At 4 years old, her pupils sometimes need to learn how to zip and unzip their jackets, unpack their backpacks, sit for story time and socialize with peers.

“I get to teach them how to be in school,” said Metzger, who teaches nearly 40 tots between two half-day pre-kindergarten classes at Franke Park Elementary in Fort Wayne. “This is all new to them.”

Hundreds of families are taking advantage of Fort Wayne Community Schools’ pre-K program, which this academic year expanded to include full-day classes at some schools. It also began accepting On My Way Pre-K grants at all elementary schools with Title I pre-K.

Available in Allen County since 2015, On My Way Pre-K – the state’s pilot preschool program – awards grants to children from low-income families so they can attend a high-quality pre-K program the year before kindergarten. Families can use the grant at any approved On My Way Pre-K program.

FWCS began offering spots for On My Way Pre-K in the 2017-18 year so students living outside attendance areas for Title I schools could have access to quality pre-K programs, district spokeswoman Krista Stockman said.

“We knew a lot of kids in the heart of the city didn’t have access to Title I pre-K,” she said.

Title I schools receive federal funds that support additional resources, such as Title I pre-K, for improving student performance. They serve high populations of children from low-income families.

As of Nov. 8, FWCS had 510 students enrolled in half-day Title I pre-K programs and 40 in full-day Title I pre-K programs at Adams and Study elementary schools. Additionally, 180 attend full-day programs at Whitney Young Early Childhood Center and Bunche Montessori Early Childhood Center; both are magnet schools.

About 160 students also attend special education pre-K programs.

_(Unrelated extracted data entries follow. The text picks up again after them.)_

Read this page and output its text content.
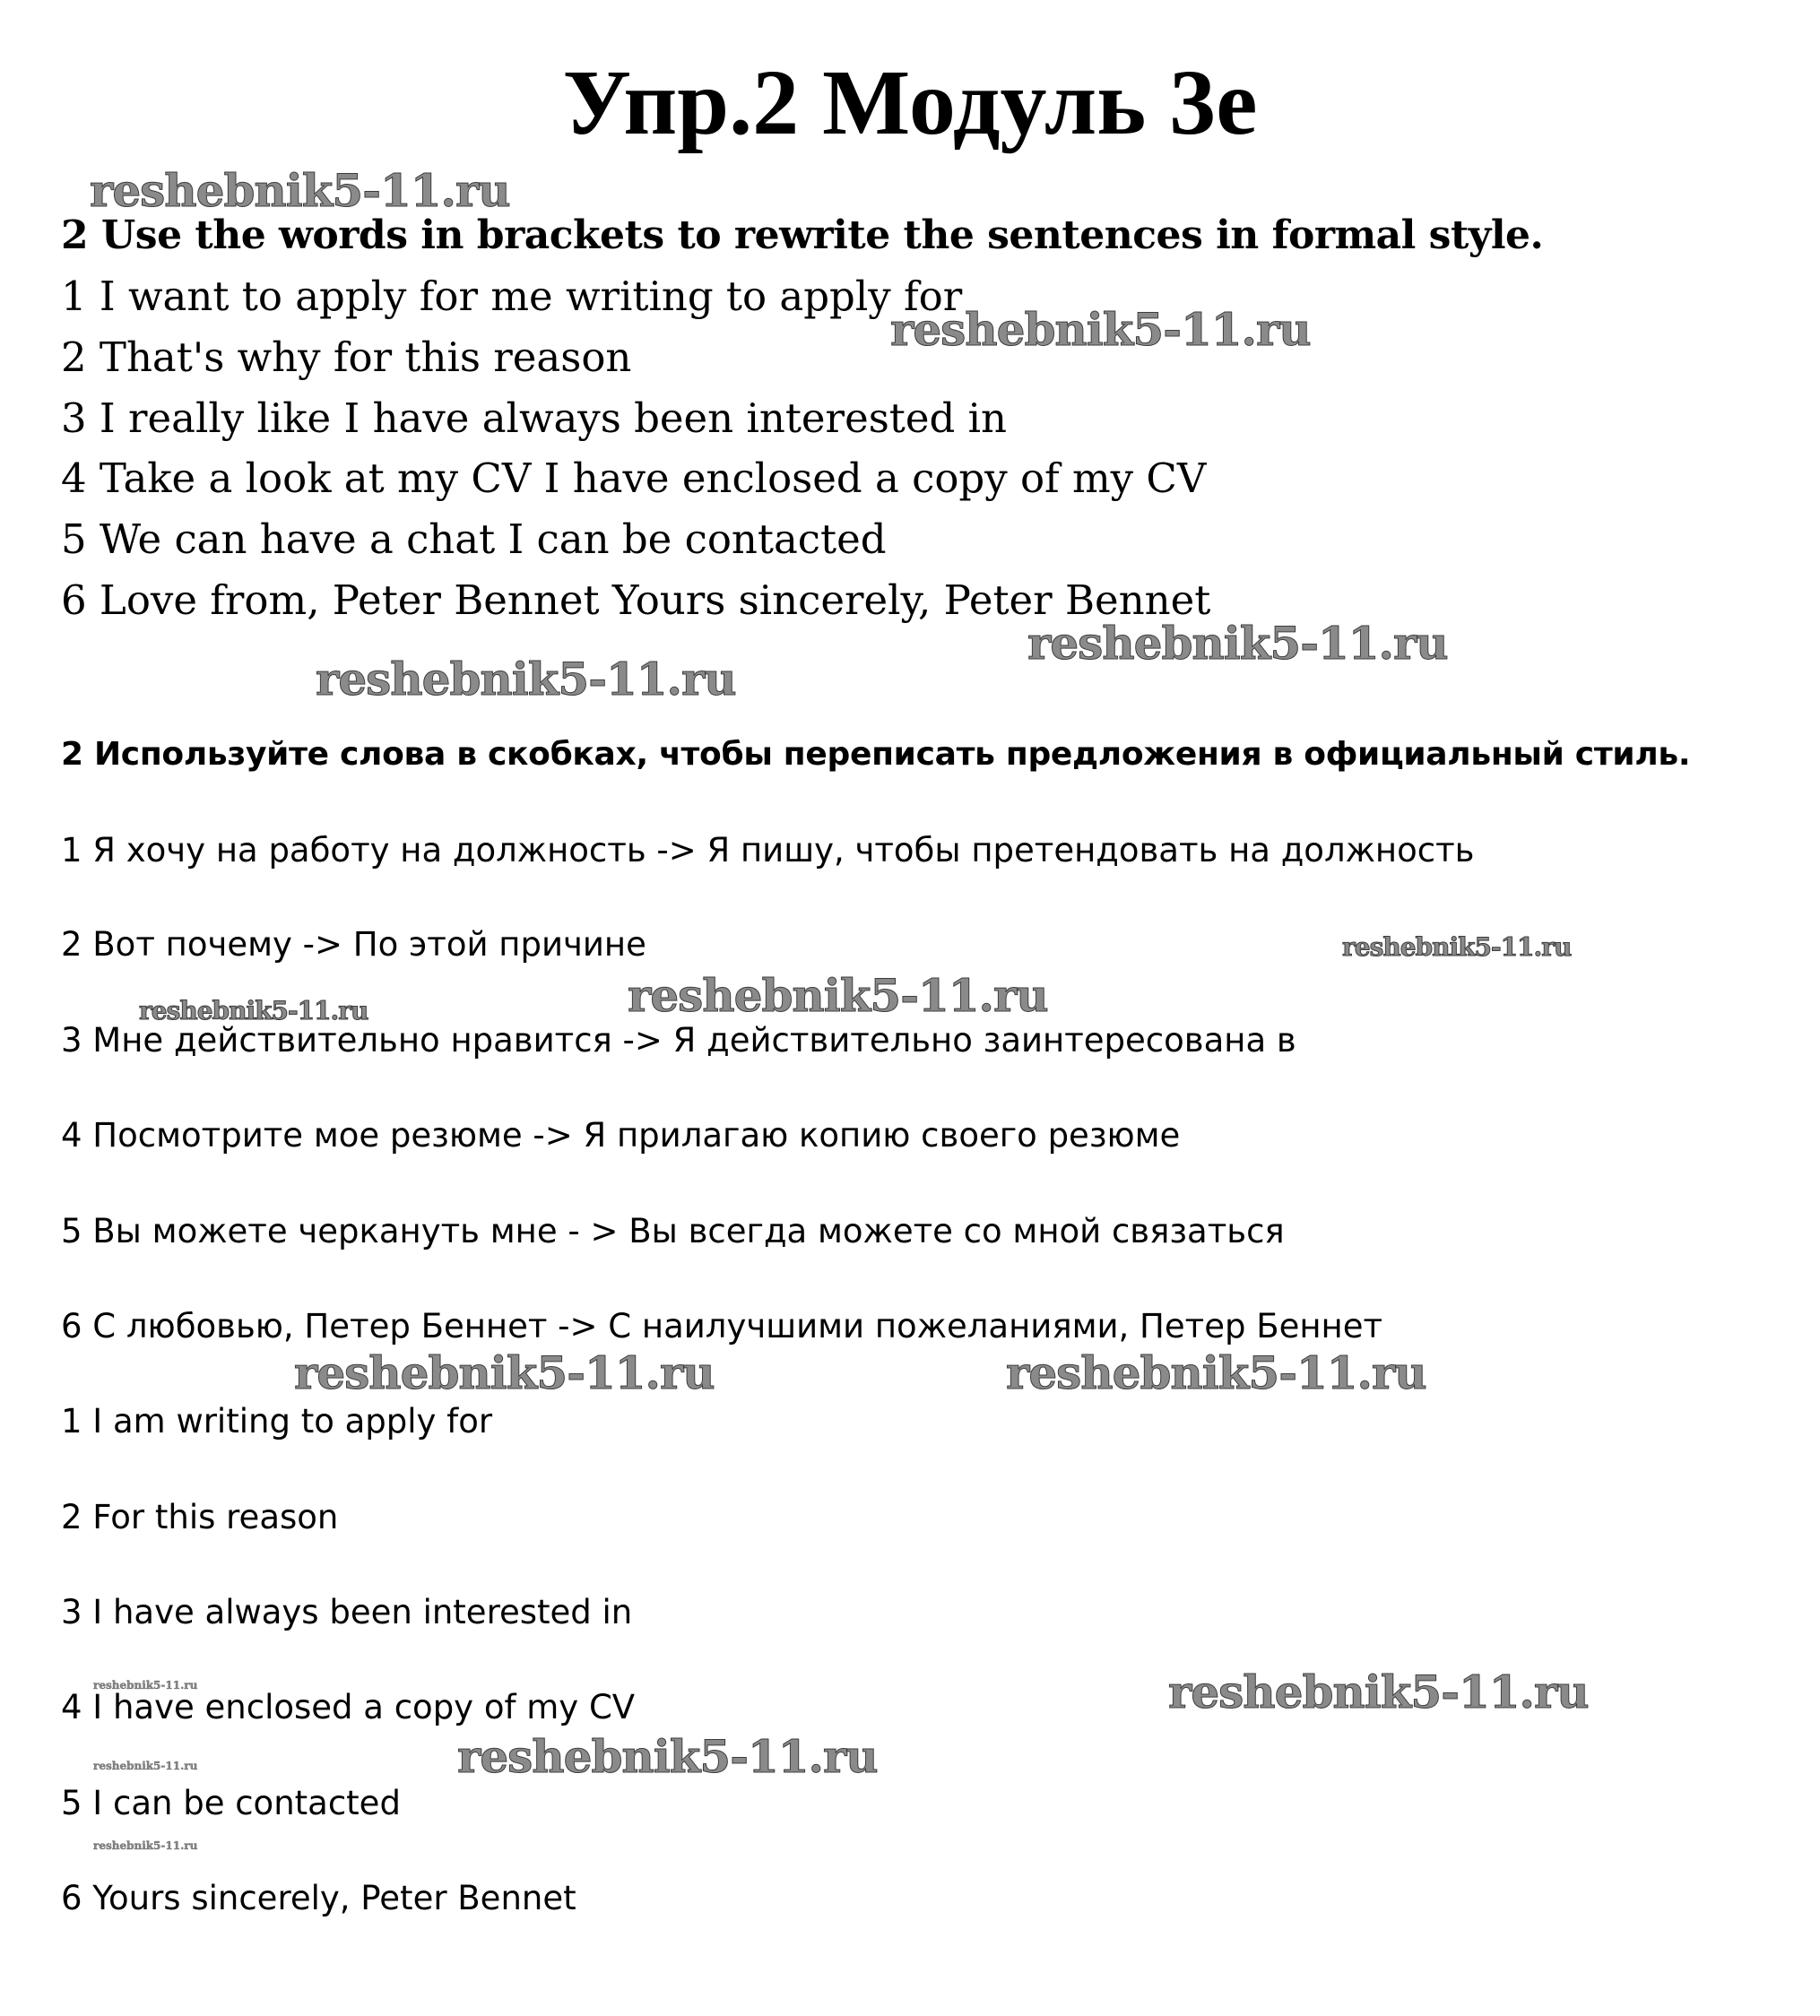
Упр.2 Модуль 3е
reshebnik5-11.ru
2 Use the words in brackets to rewrite the sentences in formal style.

1 I want to apply for me writing to apply for

2 That's why for this reason

3 I really like I have always been interested in

4 Take a look at my CV I have enclosed a copy of my CV

5 We can have a chat I can be contacted

6 Love from, Peter Bennet Yours sincerely, Peter Bennet

reshebnik5-11.ru
reshebnik5-11.ru
reshebnik5-11.ru
2 Используйте слова в скобках, чтобы переписать предложения в официальный стиль.

1 Я хочу на работу на должность -> Я пишу, чтобы претендовать на должность

2 Вот почему -> По этой причине

3 Мне действительно нравится -> Я действительно заинтересована в

4 Посмотрите мое резюме -> Я прилагаю копию своего резюме

5 Вы можете черкануть мне - > Вы всегда можете со мной связаться

6 С любовью, Петер Беннет -> С наилучшими пожеланиями, Петер Беннет

reshebnik5-11.ru
reshebnik5-11.ru	reshebnik5-11.ru
reshebnik5-11.ru	reshebnik5-11.ru

1 I am writing to apply for

2 For this reason

3 I have always been interested in

4 I have enclosed a copy of my CV

5 I can be contacted

6 Yours sincerely, Peter Bennet

reshebnik5-11.ru
reshebnik5-11.ru
reshebnik5-11.ru
reshebnik5-11.ru
reshebnik5-11.ru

Pre-K is “definitely a program parents want for their children,” said Katie Ziegler, FWCS pre-K coordinator.

Betsy Perry Patton did. Her sons – now a kindergartner and a third-grader – attended Whitney Young’s pre-K program. Along with learning academics through play, she said, the boys learned such skills as how to follow directions, how to behave in a classroom and how to share.

“I believe strongly in the educational and the social benefits of starting them at pre-K,” she said, noting plans to enroll her daughter, 2, when she’s old enough.

Metzger has 2 ½ hours a day with her students. The routine includes a snack, outdoor play, independent play at classroom stations and a weekly visit to the school library. Field trips are also scheduled, she said.

Academically, pre-K gives children a foundation in literacy and math, Ziegler said, and it prepares students for the rigor of full-day kindergarten. The first day of kindergarten can be daunting for children with no preschool experience, she said.

“If they didn’t have that good pre-K foundation,” Ziegler said, “it’s almost like they’re coming in from behind.”

Early research for a longitudinal study about the state’s On My Way Pre-K program shows the initiative has potential to improve students’ early learning skills and readiness for kindergarten, according to a report published last month.

The program serves only 20 of Indiana’s 92 counties. Expanding On My Way Pre-K is among the Indiana Department of Education’s 2019 legislative priorities.

Stacy Geimer, a kindergarten teacher at Franke Park, can tell which of her students attended preschool.

“They are very independent when they come from pre-K,” Geimer said.

They also come to her classroom knowing their colors, shapes and letters as well as basic skills, including how to hold a pencil and a book.

“It helps tremendously,” Geimer said.

Imagine if all Geimer’s students had pre-K, Metzger said: “They’d learn so much more.”

FWCS personnel have ongoing discussions about expanding the pre-K program, said Kimberly Brooks, Title I manager.

“We would love to educate as many 4-year-olds as we could,” she said.

Parents sometimes say age 4 is too young to start school, Brooks said, but it’s often the parents who aren’t ready for that milestone.

“The 4-year-old brain is just a sponge,” Ziegler said, “and they are so ready to learn.”